On Reagan, due process and Dave Agema
Remembering Reagan’s inaugural address
Mark Meckler in The American Spectator: It doesn’t seem like it’s been thirty-four years.
But on January 20, 1981, Ronald Reagan was sworn in as the 40th President of the United States. The words of his inaugural address are full of timeless truth, and perhaps are even more powerful today than when they were first uttered.
Like today, the America of 1981 faced economic challenges including unemployment, inflation, a growing deficit, and challenges abroad. Reagan’s speech inspired the American people to believe — not in some vague notion of “hope.” Rather, he inspired us to believe that we could courageously face those problems and solve them. When he said the nation was not, as some claimed, “doomed to an inevitable decline,” it was as if that Carter-induced malaise lost some of its power.
Reagan wasn’t a sunny optimist without also being a stubborn realist. He knew we had real problems and warned of the dangers of “mortgaging our future and our children’s future” with out-of-control spending and deficits. And, in a counter-intuitive statement for a man who’d just taken the most prominent position in the federal government, he said the ballooning size of government was the number-one contributor to the nation’s problems.
Reagan was right about this: The hope for a brighter American future doesn’t lie in so-called government solutions, but in her people:
“Those who say that we are in a time when there are no heroes just don’t know where to look. You can see heroes every day going in and out of factory gates. You meet heroes across a counter — and they are on both sides of that counter. There are entrepreneurs with faith in themselves and faith in an idea who create new jobs, new wealth and opportunity.”
Questions on racial profiling
Matt Welch in Reason: On Dec. 2, Attorney General Eric Holder, the top law enforcement official in the country, went to Atlanta’s Ebenezer Baptist Church to announce that the Justice Department would soon “institute rigorous new standards-and robust safeguards-to help end racial profiling, once and for all.”
Neither time nor place was accidental.
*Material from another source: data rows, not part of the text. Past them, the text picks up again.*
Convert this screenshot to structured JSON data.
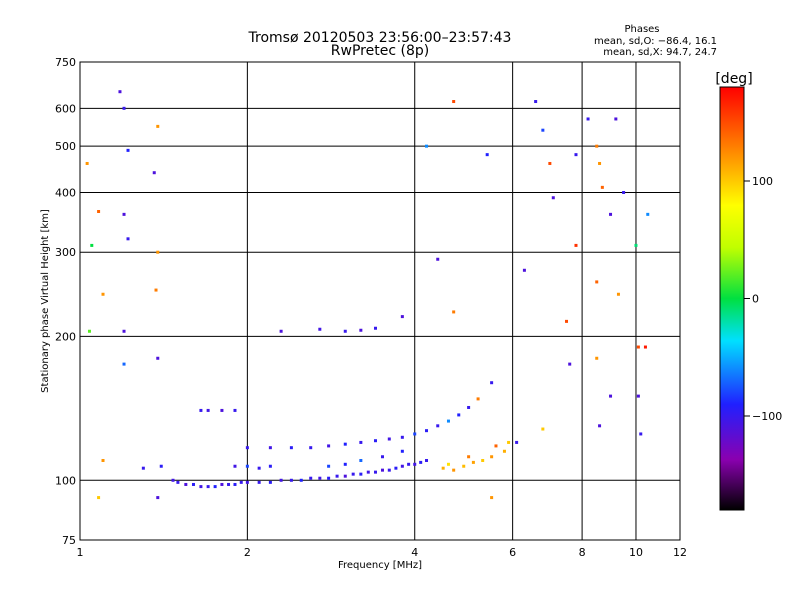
{
  "chart_data": {
    "type": "scatter",
    "title": "Tromsø 20120503 23:56:00–23:57:43",
    "subtitle": "RwPretec (8p)",
    "xlabel": "Frequency [MHz]",
    "ylabel": "Stationary phase Virtual Height [km]",
    "xscale": "log",
    "yscale": "log",
    "xlim": [
      1,
      12
    ],
    "ylim": [
      75,
      750
    ],
    "xticks": [
      1,
      2,
      4,
      6,
      8,
      10,
      12
    ],
    "xtick_labels": [
      "1",
      "2",
      "4",
      "6",
      "8",
      "10",
      "12"
    ],
    "yticks": [
      75,
      100,
      200,
      300,
      400,
      500,
      600,
      750
    ],
    "ytick_labels": [
      "75",
      "100",
      "200",
      "300",
      "400",
      "500",
      "600",
      "750"
    ],
    "x_gridlines": [
      2,
      4,
      6,
      8,
      10
    ],
    "y_gridlines": [
      100,
      200,
      300,
      400,
      500,
      600
    ],
    "grid": true,
    "annotation": {
      "heading": "Phases",
      "line1": "mean, sd,O: −86.4, 16.1",
      "line2": "mean, sd,X:  94.7, 24.7"
    },
    "colorbar": {
      "label": "[deg]",
      "range": [
        -180,
        180
      ],
      "ticks": [
        100,
        0,
        -100
      ],
      "tick_labels": [
        "100",
        "0",
        "−100"
      ],
      "colormap": "rainbow (black→purple→blue→cyan→green→yellow→orange→red)"
    },
    "points": [
      {
        "f": 1.47,
        "h": 100,
        "p": -105
      },
      {
        "f": 1.5,
        "h": 99,
        "p": -100
      },
      {
        "f": 1.55,
        "h": 98,
        "p": -110
      },
      {
        "f": 1.6,
        "h": 98,
        "p": -95
      },
      {
        "f": 1.65,
        "h": 97,
        "p": -105
      },
      {
        "f": 1.7,
        "h": 97,
        "p": -100
      },
      {
        "f": 1.75,
        "h": 97,
        "p": -90
      },
      {
        "f": 1.8,
        "h": 98,
        "p": -110
      },
      {
        "f": 1.85,
        "h": 98,
        "p": -100
      },
      {
        "f": 1.9,
        "h": 98,
        "p": -95
      },
      {
        "f": 1.95,
        "h": 99,
        "p": -100
      },
      {
        "f": 2.0,
        "h": 99,
        "p": -105
      },
      {
        "f": 2.1,
        "h": 99,
        "p": -100
      },
      {
        "f": 2.2,
        "h": 99,
        "p": -95
      },
      {
        "f": 2.3,
        "h": 100,
        "p": -105
      },
      {
        "f": 2.4,
        "h": 100,
        "p": -100
      },
      {
        "f": 2.5,
        "h": 100,
        "p": -90
      },
      {
        "f": 2.6,
        "h": 101,
        "p": -100
      },
      {
        "f": 2.7,
        "h": 101,
        "p": -105
      },
      {
        "f": 2.8,
        "h": 101,
        "p": -95
      },
      {
        "f": 2.9,
        "h": 102,
        "p": -100
      },
      {
        "f": 3.0,
        "h": 102,
        "p": -110
      },
      {
        "f": 3.1,
        "h": 103,
        "p": -100
      },
      {
        "f": 3.2,
        "h": 103,
        "p": -95
      },
      {
        "f": 3.3,
        "h": 104,
        "p": -105
      },
      {
        "f": 3.4,
        "h": 104,
        "p": -100
      },
      {
        "f": 3.5,
        "h": 105,
        "p": -110
      },
      {
        "f": 3.6,
        "h": 105,
        "p": -100
      },
      {
        "f": 3.7,
        "h": 106,
        "p": -95
      },
      {
        "f": 3.8,
        "h": 107,
        "p": -105
      },
      {
        "f": 3.9,
        "h": 108,
        "p": -100
      },
      {
        "f": 4.0,
        "h": 108,
        "p": -105
      },
      {
        "f": 4.1,
        "h": 109,
        "p": -95
      },
      {
        "f": 4.2,
        "h": 110,
        "p": -100
      },
      {
        "f": 1.3,
        "h": 106,
        "p": -100
      },
      {
        "f": 1.4,
        "h": 107,
        "p": -95
      },
      {
        "f": 1.9,
        "h": 107,
        "p": -105
      },
      {
        "f": 2.0,
        "h": 107,
        "p": -80
      },
      {
        "f": 2.1,
        "h": 106,
        "p": -100
      },
      {
        "f": 2.2,
        "h": 107,
        "p": -95
      },
      {
        "f": 2.8,
        "h": 107,
        "p": -80
      },
      {
        "f": 3.0,
        "h": 108,
        "p": -90
      },
      {
        "f": 3.2,
        "h": 110,
        "p": -70
      },
      {
        "f": 3.5,
        "h": 112,
        "p": -100
      },
      {
        "f": 3.8,
        "h": 115,
        "p": -90
      },
      {
        "f": 2.0,
        "h": 117,
        "p": -100
      },
      {
        "f": 2.2,
        "h": 117,
        "p": -105
      },
      {
        "f": 2.4,
        "h": 117,
        "p": -95
      },
      {
        "f": 2.6,
        "h": 117,
        "p": -100
      },
      {
        "f": 2.8,
        "h": 118,
        "p": -105
      },
      {
        "f": 3.0,
        "h": 119,
        "p": -90
      },
      {
        "f": 3.2,
        "h": 120,
        "p": -100
      },
      {
        "f": 3.4,
        "h": 121,
        "p": -95
      },
      {
        "f": 3.6,
        "h": 122,
        "p": -105
      },
      {
        "f": 3.8,
        "h": 123,
        "p": -100
      },
      {
        "f": 4.0,
        "h": 125,
        "p": -80
      },
      {
        "f": 4.2,
        "h": 127,
        "p": -95
      },
      {
        "f": 4.4,
        "h": 130,
        "p": -100
      },
      {
        "f": 4.6,
        "h": 133,
        "p": -60
      },
      {
        "f": 4.8,
        "h": 137,
        "p": -90
      },
      {
        "f": 5.0,
        "h": 142,
        "p": -100
      },
      {
        "f": 5.2,
        "h": 148,
        "p": 130
      },
      {
        "f": 5.5,
        "h": 160,
        "p": -100
      },
      {
        "f": 4.5,
        "h": 106,
        "p": 110
      },
      {
        "f": 4.7,
        "h": 105,
        "p": 120
      },
      {
        "f": 4.9,
        "h": 107,
        "p": 105
      },
      {
        "f": 5.1,
        "h": 109,
        "p": 115
      },
      {
        "f": 5.3,
        "h": 110,
        "p": 100
      },
      {
        "f": 5.5,
        "h": 112,
        "p": 120
      },
      {
        "f": 5.8,
        "h": 115,
        "p": 110
      },
      {
        "f": 4.6,
        "h": 108,
        "p": 90
      },
      {
        "f": 5.0,
        "h": 112,
        "p": 130
      },
      {
        "f": 5.6,
        "h": 118,
        "p": 140
      },
      {
        "f": 5.9,
        "h": 120,
        "p": 100
      },
      {
        "f": 1.65,
        "h": 140,
        "p": -100
      },
      {
        "f": 1.7,
        "h": 140,
        "p": -105
      },
      {
        "f": 1.8,
        "h": 140,
        "p": -110
      },
      {
        "f": 1.9,
        "h": 140,
        "p": -100
      },
      {
        "f": 1.18,
        "h": 650,
        "p": -110
      },
      {
        "f": 1.2,
        "h": 600,
        "p": -100
      },
      {
        "f": 1.22,
        "h": 490,
        "p": -90
      },
      {
        "f": 1.2,
        "h": 360,
        "p": -110
      },
      {
        "f": 1.22,
        "h": 320,
        "p": -100
      },
      {
        "f": 1.2,
        "h": 205,
        "p": -110
      },
      {
        "f": 1.2,
        "h": 175,
        "p": -70
      },
      {
        "f": 1.38,
        "h": 180,
        "p": -110
      },
      {
        "f": 1.36,
        "h": 440,
        "p": -110
      },
      {
        "f": 1.38,
        "h": 550,
        "p": 120
      },
      {
        "f": 1.38,
        "h": 300,
        "p": 120
      },
      {
        "f": 1.37,
        "h": 250,
        "p": 130
      },
      {
        "f": 1.03,
        "h": 460,
        "p": 120
      },
      {
        "f": 1.05,
        "h": 310,
        "p": 0
      },
      {
        "f": 1.08,
        "h": 365,
        "p": 140
      },
      {
        "f": 1.1,
        "h": 245,
        "p": 120
      },
      {
        "f": 1.04,
        "h": 205,
        "p": 20
      },
      {
        "f": 2.3,
        "h": 205,
        "p": -110
      },
      {
        "f": 2.7,
        "h": 207,
        "p": -105
      },
      {
        "f": 3.0,
        "h": 205,
        "p": -100
      },
      {
        "f": 3.2,
        "h": 206,
        "p": -110
      },
      {
        "f": 3.4,
        "h": 208,
        "p": -100
      },
      {
        "f": 3.8,
        "h": 220,
        "p": -110
      },
      {
        "f": 4.2,
        "h": 500,
        "p": -60
      },
      {
        "f": 4.4,
        "h": 290,
        "p": -110
      },
      {
        "f": 4.7,
        "h": 620,
        "p": 150
      },
      {
        "f": 4.7,
        "h": 225,
        "p": 130
      },
      {
        "f": 5.4,
        "h": 480,
        "p": -90
      },
      {
        "f": 6.3,
        "h": 275,
        "p": -110
      },
      {
        "f": 6.6,
        "h": 620,
        "p": -100
      },
      {
        "f": 6.8,
        "h": 540,
        "p": -80
      },
      {
        "f": 7.0,
        "h": 460,
        "p": 150
      },
      {
        "f": 7.1,
        "h": 390,
        "p": -110
      },
      {
        "f": 7.8,
        "h": 480,
        "p": -100
      },
      {
        "f": 7.8,
        "h": 310,
        "p": 160
      },
      {
        "f": 7.5,
        "h": 215,
        "p": 150
      },
      {
        "f": 8.2,
        "h": 570,
        "p": -100
      },
      {
        "f": 8.5,
        "h": 500,
        "p": 130
      },
      {
        "f": 8.6,
        "h": 460,
        "p": 120
      },
      {
        "f": 8.7,
        "h": 410,
        "p": 140
      },
      {
        "f": 9.0,
        "h": 360,
        "p": -110
      },
      {
        "f": 9.2,
        "h": 570,
        "p": -110
      },
      {
        "f": 9.5,
        "h": 400,
        "p": -100
      },
      {
        "f": 10.0,
        "h": 310,
        "p": -10
      },
      {
        "f": 10.5,
        "h": 360,
        "p": -60
      },
      {
        "f": 8.5,
        "h": 260,
        "p": 140
      },
      {
        "f": 9.3,
        "h": 245,
        "p": 120
      },
      {
        "f": 8.5,
        "h": 180,
        "p": 120
      },
      {
        "f": 9.0,
        "h": 150,
        "p": -110
      },
      {
        "f": 10.1,
        "h": 190,
        "p": 150
      },
      {
        "f": 10.2,
        "h": 125,
        "p": -100
      },
      {
        "f": 10.1,
        "h": 150,
        "p": -110
      },
      {
        "f": 7.6,
        "h": 175,
        "p": -110
      },
      {
        "f": 6.8,
        "h": 128,
        "p": 100
      },
      {
        "f": 6.1,
        "h": 120,
        "p": -100
      },
      {
        "f": 5.5,
        "h": 92,
        "p": 120
      },
      {
        "f": 1.38,
        "h": 92,
        "p": -110
      },
      {
        "f": 1.1,
        "h": 110,
        "p": 120
      },
      {
        "f": 1.08,
        "h": 92,
        "p": 100
      },
      {
        "f": 8.6,
        "h": 130,
        "p": -110
      },
      {
        "f": 10.4,
        "h": 190,
        "p": 170
      }
    ]
  }
}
Ebenezer was the home church of civil rights hero Rev. Martin Luther King. And Dec. 2 was one week after a grand jury in Ferguson, Missouri, opted to not indict Officer Darren Wilson in the shooting death of Michael Brown. Two days after the speech, a Staten Island grand jury would also decline to indict Officer Daniel Pantaleo in the choking death of Eric Garner. In both cases, the cops were white, the victims black. Both decisions touched off nationwide protests that were largely about race, with demonstrators consistently making the basic point that “black lives matter.”
So in one sense Holder, the country’s first African-American attorney general, was simply responding to the Zeitgeist of the moment, much the same way President Barack Obama did a day earlier at a White House summit meeting announcing a new task force to improve the relationship between police and communities of color. “[We need] to begin a process in which we’re able to surface honest conversations with law enforcement, community activists, academics, elected officials, the faith community, and try to determine what the problems are and, most importantly, try to come up with concrete solutions that can move the ball forward,” the president said.
But by focusing on the role of race to the exclusion of other contributing factors in these cases, both the powerless in the streets and the powerful in the suites were letting an important culprit off the hook: power itself.
The GOP’s Agema problem
Betsy Woodruff in Slate: When the Republican National Committee assembles later this week in San Diego for its winter meeting, it’s hoping that Dave Agema doesn’t make the trip. That’s because Agema—the Republican National Committeeman for the state of Michigan—has become an embarrassment for much of the party. Specifically, he has a bad habit of posting racist, Islamophobic, and homophobic screeds on Facebook. He’s expected to attend the Winter Meeting in San Diego later this week, and some conservatives say the RNC isn’t doing enough to muscle him out.
Agema, formerly an Air Force fighter pilot, served three terms in the Michigan House of Representatives—the maximum allowed by the state’s term limits—and then challenged Saul Anuzis for his spot as RNC committeeman at the 2012 Republican state convention. MLive reported that consultant John Yob, now the national political director of Sen. Rand Paul’s RANDPAC, “engineered Agema’s victory,” a win that capitalized on the state delegates’ Tea Party fervor. Paul Welday, the chairman of the Michigan GOP 14th district committee, said that contest was a proxy war between Yob and Anuzis, who have feuded in the past.
“Dave Agema proved to be the beneficiary as the result of that fight,” Welday said.
Before becoming committeeman, Agema had a controversial tenure in the Michigan statehouse. He has said that Muslims intend to implement Sharia in the state, energetically opposed same-sex marriage, and was known as one of the most far right members of the chamber.